To use an index, you'll need to create one or more taraget series with the attributes you want to examine, as well as a target series that you want to use as the index (this will be the context series). You'll also need to configure your visualization to show the index correctly.

In this set of steps, we're going to create an index by using a regular target series, a context target series, and a column chart that we configure.


  1. Create a new target series that defines a target you want to look at. For example, you might want to look at BMW sales in your DMA, grouped according to month.

    An example target series that looks at BMW sales in Pittsburgh

  2. Create a second target series that will serve as the context series. When defining this series, remember these points:

    • You must use the same grouping value that you used in your first target series.
    • The context series measures something bigger than the original target series. If, for example, your first target series contained a DMA, the context series should remove the DMA and examine a larger area (perhaps the state, or even nationwide).

    An example context series that looks at BMW sales nationwide

  3. Click the pointer icon next to the second series name to change it to a context series.

    Click the pointer icon to turn your series into a context series

    The Use as Context Series dialog box opens and lists all of the target series that can be indexed against this context series. Only target series that share the same grouping with the context series can be indexed against it.

  4. In the Use as Context Series dialog box, pick the first series you created, and then click Close.

    Select the target series you want to index against your context series

  5. Click Update Presentation.

  6. Click Add Viz > Column Chart. By default, the column chart displays both the target series and the context series, which isn't what we want to show. We want the context series to be represented as an index line.

    Both the target series and context series are shown on the original chart

  7. Click the gear drop-down menu from the top right of the chart, and then click Configure to open the configuration dialog box.Click Configure from the gear drop-down menu at the top-right of the chart

  8. On the Series tab, clear the context series.

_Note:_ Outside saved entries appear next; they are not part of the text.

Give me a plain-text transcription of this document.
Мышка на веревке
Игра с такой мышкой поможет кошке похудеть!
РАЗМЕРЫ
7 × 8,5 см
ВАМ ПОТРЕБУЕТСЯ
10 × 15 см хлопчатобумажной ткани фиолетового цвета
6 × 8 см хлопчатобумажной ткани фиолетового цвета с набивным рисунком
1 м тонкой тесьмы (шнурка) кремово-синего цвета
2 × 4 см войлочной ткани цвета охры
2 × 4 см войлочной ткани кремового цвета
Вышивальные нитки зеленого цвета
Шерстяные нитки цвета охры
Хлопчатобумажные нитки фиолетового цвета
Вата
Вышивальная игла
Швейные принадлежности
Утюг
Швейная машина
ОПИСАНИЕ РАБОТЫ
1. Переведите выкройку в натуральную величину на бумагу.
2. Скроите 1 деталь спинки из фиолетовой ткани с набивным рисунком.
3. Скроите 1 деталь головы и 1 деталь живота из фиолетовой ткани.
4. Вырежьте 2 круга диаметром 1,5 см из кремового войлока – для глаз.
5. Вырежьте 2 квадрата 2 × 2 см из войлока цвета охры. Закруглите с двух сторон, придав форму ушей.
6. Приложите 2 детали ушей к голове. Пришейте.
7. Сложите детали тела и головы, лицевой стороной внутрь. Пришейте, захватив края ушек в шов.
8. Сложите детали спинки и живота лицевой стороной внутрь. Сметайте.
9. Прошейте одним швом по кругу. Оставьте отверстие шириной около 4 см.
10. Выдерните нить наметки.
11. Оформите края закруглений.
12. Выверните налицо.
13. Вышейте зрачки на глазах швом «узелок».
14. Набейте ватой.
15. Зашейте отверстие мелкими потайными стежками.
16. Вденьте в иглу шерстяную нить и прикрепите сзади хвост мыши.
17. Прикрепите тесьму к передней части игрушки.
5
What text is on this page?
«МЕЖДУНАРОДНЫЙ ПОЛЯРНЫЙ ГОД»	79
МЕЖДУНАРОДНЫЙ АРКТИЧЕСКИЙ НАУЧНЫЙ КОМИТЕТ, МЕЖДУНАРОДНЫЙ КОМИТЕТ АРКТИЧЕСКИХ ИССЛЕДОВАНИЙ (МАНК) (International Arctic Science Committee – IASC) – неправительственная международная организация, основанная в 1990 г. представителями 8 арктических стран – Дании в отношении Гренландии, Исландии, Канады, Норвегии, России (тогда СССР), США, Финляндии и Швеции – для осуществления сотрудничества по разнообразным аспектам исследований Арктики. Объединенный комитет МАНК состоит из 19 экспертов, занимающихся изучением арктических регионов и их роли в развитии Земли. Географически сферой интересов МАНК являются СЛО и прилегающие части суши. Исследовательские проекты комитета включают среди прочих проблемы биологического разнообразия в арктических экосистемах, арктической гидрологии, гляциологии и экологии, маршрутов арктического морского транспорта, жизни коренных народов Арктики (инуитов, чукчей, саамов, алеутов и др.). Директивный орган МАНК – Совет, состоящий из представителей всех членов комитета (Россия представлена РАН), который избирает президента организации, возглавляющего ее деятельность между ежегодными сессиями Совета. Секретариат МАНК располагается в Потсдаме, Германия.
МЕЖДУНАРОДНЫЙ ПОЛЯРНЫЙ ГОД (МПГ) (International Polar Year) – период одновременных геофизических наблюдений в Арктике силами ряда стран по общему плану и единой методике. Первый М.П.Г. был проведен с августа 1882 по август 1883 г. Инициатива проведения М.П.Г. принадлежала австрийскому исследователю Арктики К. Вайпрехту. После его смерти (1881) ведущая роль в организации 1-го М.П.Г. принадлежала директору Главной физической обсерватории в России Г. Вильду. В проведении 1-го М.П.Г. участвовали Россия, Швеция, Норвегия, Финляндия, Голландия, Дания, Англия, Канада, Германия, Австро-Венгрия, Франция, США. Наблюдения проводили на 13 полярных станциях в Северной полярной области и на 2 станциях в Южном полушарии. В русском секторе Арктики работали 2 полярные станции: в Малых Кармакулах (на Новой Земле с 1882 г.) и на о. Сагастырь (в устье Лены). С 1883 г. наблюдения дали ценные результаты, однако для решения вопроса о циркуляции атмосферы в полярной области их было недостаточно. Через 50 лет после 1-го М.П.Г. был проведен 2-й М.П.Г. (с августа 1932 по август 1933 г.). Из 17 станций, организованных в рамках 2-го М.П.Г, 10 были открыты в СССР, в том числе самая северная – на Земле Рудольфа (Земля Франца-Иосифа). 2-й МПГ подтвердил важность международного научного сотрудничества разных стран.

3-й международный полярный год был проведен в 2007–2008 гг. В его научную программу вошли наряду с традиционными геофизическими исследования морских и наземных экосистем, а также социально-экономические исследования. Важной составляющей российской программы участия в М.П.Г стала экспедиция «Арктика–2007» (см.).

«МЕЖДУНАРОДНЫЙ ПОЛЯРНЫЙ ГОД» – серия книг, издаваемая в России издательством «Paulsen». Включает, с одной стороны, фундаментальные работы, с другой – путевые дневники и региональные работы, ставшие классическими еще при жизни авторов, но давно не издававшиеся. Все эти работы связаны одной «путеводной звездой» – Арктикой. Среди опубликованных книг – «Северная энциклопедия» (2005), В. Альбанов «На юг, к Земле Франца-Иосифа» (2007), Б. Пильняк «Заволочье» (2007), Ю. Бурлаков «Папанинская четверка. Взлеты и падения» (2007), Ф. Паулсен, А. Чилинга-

You do not want it to display on the chart.

    Clear the Show on Chart option next to the context series to prevent it from showing up on the chart

  9. On the Y AXIS tab, make the following changes to enable the index line to display:

    1. Change the value of Data to Display to the index calculation (in this example, it's New Registrations (index)).
    2. Enable the Index Decoration > Show Index Line option.
    3. Set values for the Line Color and Line Width options.

    Update the Y AXIS tab to configure the index

  10. Click OK.

As we can see in the resulting chart, in certain months Pittsburgh BMW sales over index compared to the national average. Unfortunately, though, it looks like December of 2016 was a rough month for Pittsburgh BMW dealers when looking at them against all BMW dealers.

The finished chart shows Pittsburgh BMW sales indexed against national BMW sales

To assist you, here's a video tutorial demonstrating how to accomplish this. Video:  Create an index with a context series

Example: Market Share

Let's walk through an example of calculating market share for a local Subaru dealer (Day Subaru) by using a context data series.

The first thing we need to do is create three target series using an auto sales dataset like IHS Polk New Registrations.

  • Target series 1: National Subaru Sales -- All new Subaru registrations nationwide during a set period
  • Target series 2: Pittsburgh Subaru Sales -- All new Subaru registrations in Pittsburgh during the same period
  • Target series 3: Day Subaru Sales -- All new Subaru registrations for the specific Subaru dealer in Pittsburgh during the same time period

First, we want to look at how Day Subaru and the Pittsburgh market are doing compared to national Subaru sales. This means that we mark National Subaru sales as the context series and configure it to be an index on the Y axis and to be shown as a line on our column chart rather than a column. We're grouping on models of Subarus.

Example of using an index to examine local sales against nationwide sales

This tells an interesting story; in Pittsburgh generally, but at Day Subaru specifically, the Impreza and Legacy significantly over-indexed compared to national sales.

The table gives us the dealer's market share in the New Registrations (%) column. It also gives us the precise index value for the model as it compares to the current context series (nationwide) in the New Registration (Index) column.

Now, let say we want to focus less on the national market and more on the Pittsburgh market. How is Day Subaru doing compared to the Pittsburgh market?

The first thing we need to do is to change which target series is our context. Instead of using National Subaru Sales, we'll use Pittsburgh Subaru Sales as the context series, then click Update Presentation.

Now we need to configure our visualizations. We want to update our column chart to reflect that the Y axis should show an index value, that the index value should be represented as a line instead of a column, and to remove the National Subaru Sales target series altogether. What we see should look similar to this:

Example of switching the context series to use a different data series as an index

This tells a different story than the previous image, doesn't it? The Crosstrek was under-indexing when compared to national Subaru sales. However, it's doing quite well when you look at it in the context of the overall Pittsburgh Subaru market and Day Subaru in particular. In addition, while the Legacy looked to be highly over-indexing in the previous graphic by both the Pittsburgh market and Day Subaru, Day Subaru sales of the Legacy seem to slightly under-index when compared to the Pittsburgh market.